Ek Tukro Chand ( A Piece of Moon) is a 2001 Indian Bengali action adventure film directed by Pinaki Chaudhuri, based on the Kakababu story, Santu O Ek Tukro Chand by Sunil Gangopadhyay. It is a sequel to 1995 film Kakababu Here Gelen?.

==Synopsis==
Simon Bubumba, the brother of the President of the small African fictional state of Murundi, is kidnapped. At the same time a stone from Moon has been stolen from the Indian Museum of Kolkata. Kakababu's friend, CBI Officer Narendra Verma seeks help from Kakababu. As per his suggestion Kakababu (Sabyasachi), Sontu (Soham) and his friend Jojo reach Palamau Forest Bunglow to investigate the suspected kidnapper Major Thakur Singh (Mrinal). They outsmart him to find that he is lodging a fake Bubumba.
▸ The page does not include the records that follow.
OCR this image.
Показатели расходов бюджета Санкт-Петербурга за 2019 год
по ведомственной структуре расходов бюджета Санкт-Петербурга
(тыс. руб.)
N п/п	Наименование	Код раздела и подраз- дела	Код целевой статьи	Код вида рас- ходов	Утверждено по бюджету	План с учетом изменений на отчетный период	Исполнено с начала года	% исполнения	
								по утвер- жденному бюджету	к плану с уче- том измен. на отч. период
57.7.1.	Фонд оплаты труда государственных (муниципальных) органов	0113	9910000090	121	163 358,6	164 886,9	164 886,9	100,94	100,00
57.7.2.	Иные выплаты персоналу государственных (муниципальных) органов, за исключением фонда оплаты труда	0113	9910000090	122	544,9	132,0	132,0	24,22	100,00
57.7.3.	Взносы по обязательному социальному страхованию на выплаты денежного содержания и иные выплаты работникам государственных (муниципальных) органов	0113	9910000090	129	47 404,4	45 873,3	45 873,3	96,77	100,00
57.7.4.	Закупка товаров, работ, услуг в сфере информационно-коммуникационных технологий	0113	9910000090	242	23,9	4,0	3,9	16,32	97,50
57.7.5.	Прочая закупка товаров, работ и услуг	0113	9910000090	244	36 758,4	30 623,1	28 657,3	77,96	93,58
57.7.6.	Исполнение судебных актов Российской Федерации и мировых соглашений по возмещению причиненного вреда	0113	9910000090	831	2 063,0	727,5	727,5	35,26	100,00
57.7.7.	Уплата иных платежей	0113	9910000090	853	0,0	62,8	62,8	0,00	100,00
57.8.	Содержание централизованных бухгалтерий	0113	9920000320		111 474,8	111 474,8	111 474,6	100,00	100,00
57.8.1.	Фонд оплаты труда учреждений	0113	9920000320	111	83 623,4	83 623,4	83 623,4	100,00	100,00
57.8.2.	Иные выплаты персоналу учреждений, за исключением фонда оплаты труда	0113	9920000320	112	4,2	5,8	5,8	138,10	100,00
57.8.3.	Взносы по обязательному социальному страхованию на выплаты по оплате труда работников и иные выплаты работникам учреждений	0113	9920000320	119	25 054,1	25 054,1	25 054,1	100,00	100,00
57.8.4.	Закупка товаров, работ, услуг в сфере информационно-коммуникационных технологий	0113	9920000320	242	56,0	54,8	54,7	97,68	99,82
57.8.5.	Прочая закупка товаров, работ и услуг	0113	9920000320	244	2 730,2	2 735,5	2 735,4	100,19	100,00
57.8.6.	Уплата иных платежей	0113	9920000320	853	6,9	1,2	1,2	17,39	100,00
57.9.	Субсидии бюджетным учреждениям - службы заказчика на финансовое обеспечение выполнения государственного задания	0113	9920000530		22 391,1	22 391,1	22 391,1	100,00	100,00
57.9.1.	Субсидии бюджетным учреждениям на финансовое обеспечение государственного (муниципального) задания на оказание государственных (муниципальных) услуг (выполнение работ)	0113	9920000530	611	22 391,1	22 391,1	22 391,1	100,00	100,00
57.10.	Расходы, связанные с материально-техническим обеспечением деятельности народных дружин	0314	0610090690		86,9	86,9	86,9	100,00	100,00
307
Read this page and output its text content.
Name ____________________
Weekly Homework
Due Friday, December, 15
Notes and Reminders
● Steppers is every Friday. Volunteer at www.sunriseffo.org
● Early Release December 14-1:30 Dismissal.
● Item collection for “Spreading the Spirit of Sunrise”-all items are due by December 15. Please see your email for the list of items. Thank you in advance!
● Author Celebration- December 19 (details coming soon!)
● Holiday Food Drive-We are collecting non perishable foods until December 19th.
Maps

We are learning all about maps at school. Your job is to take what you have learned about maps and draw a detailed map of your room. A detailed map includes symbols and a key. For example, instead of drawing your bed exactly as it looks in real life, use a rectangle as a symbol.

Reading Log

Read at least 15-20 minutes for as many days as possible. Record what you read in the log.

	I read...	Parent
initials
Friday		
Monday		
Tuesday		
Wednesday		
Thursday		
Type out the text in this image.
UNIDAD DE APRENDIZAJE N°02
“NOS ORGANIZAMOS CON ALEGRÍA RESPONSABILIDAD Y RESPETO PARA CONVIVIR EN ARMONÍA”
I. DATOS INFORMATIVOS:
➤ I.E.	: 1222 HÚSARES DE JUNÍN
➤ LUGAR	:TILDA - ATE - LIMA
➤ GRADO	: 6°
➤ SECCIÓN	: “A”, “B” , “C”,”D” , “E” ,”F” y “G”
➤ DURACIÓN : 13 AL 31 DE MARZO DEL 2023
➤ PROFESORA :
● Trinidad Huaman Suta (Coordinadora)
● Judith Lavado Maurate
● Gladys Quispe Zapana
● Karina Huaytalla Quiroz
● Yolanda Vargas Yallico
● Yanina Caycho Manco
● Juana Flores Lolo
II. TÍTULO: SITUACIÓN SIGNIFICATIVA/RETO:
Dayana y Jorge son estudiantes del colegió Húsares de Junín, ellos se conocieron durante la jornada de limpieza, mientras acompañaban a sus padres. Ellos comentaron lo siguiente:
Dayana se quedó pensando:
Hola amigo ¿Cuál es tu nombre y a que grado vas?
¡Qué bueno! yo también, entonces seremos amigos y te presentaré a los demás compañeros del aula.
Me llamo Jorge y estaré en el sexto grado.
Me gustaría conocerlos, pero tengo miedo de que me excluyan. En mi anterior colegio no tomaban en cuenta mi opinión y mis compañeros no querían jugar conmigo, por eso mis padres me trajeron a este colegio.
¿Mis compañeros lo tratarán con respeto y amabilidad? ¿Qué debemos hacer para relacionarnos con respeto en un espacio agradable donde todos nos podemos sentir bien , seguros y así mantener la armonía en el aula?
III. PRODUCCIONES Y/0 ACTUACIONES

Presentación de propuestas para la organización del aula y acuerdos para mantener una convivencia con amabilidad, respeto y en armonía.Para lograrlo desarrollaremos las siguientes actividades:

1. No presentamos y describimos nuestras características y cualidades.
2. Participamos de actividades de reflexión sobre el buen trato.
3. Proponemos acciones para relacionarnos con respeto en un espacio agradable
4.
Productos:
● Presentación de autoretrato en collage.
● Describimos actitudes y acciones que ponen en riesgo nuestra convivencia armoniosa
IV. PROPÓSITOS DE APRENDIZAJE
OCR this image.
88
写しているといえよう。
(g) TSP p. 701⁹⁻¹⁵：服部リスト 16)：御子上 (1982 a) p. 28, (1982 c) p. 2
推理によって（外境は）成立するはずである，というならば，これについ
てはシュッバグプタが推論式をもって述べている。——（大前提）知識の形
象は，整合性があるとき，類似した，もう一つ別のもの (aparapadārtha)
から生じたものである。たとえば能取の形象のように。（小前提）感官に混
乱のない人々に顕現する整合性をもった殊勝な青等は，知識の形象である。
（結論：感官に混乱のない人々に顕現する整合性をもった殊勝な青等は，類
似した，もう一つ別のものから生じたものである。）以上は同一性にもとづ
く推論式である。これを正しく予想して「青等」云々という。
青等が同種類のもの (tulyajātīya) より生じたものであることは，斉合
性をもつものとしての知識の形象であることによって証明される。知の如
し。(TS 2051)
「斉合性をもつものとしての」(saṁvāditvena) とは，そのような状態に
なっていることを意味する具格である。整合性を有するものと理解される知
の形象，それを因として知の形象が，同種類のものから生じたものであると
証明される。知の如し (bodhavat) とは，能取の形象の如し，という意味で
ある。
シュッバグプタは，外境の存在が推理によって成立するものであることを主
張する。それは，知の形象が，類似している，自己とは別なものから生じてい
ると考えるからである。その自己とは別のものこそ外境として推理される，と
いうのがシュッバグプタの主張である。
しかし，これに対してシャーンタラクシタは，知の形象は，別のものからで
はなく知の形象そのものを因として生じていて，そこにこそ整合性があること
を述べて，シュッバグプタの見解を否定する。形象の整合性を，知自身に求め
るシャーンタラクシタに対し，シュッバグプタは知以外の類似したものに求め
Then they reach Gangtok where they find Bubumba and also finds the thief who had stolen the stone collected from the Moon's surface by U.S. astronauts.

==Plot==
A few precious pieces of moonstones have been brought by American astronauts from the Moon to be exhibited in museums all over the world. One such moonstone gets stolen from the Indian Museum, Kolkata. At the same time, Simon Bubumba, brother of President Bubumba of the African state of Murundi, who has come to India for diplomatic reasons, gets kidnapped from his guest house. Raja Roy Chowdhury a.k.a Kakababu is requested by his friend, CBI official Narendra Verma, to go to Major Thakur Singh, a powerful and wealthy lord of a village in the forests of Daltonganj, as he is suspected of kidnapping Simon Bubumba in demand of heavy ransom. Kakababu's nephew Santu and Santu's friend Jojo accompany him on this adventure. After a series of attacks and counterattacks, Kakababu finally has Thakur Singh captivated, only to find that the man imprisoned in his house is an impostor. Kakababu travels to the hills with a briefcase supposedly having the ransom money. After he is taken to the kidnapper's den by the kidnapper's henchmen, he discovers that the mastermind behind the operation is Simon Bubumba himself, who faked his own kidnap to get the money. After they are surrounded by Narendra Verma's forces, Santu discovers that the ring in Simon's hand contains the stolen moonstone. He deduces that Simon had the stone stolen to increase his chances of becoming the president as he has a belief in astrology.

==Cast==
- Sabyasachi Chakrabarty as Kakababu
- Soham Chakraborty as Shontu
- Mrinal Mukherjee as Major Thakur Singh
- Mithu Chakraborty as Santu's mother
- Biswajit Chakraborty as a police officer
- Arjit Sengupta
- Bita Chakraborty
- Bhola Tamang
- Ashish Chatterjee
- Biplab Dasgupta as the Police Officer visiting Kakababu

==Development==
After making Kakababu Here Gelen? in 1995, director Pinaki Chaudhuri wanted to make a sequel with Sabyasachi Chakrabarty. After some discussion with Chakrabarty he roped him to play Kakababu again in Ek Tukro Chand. Actor Soham Chakraborty roped as Shontu as a replacement of Arghyo Chakraborty.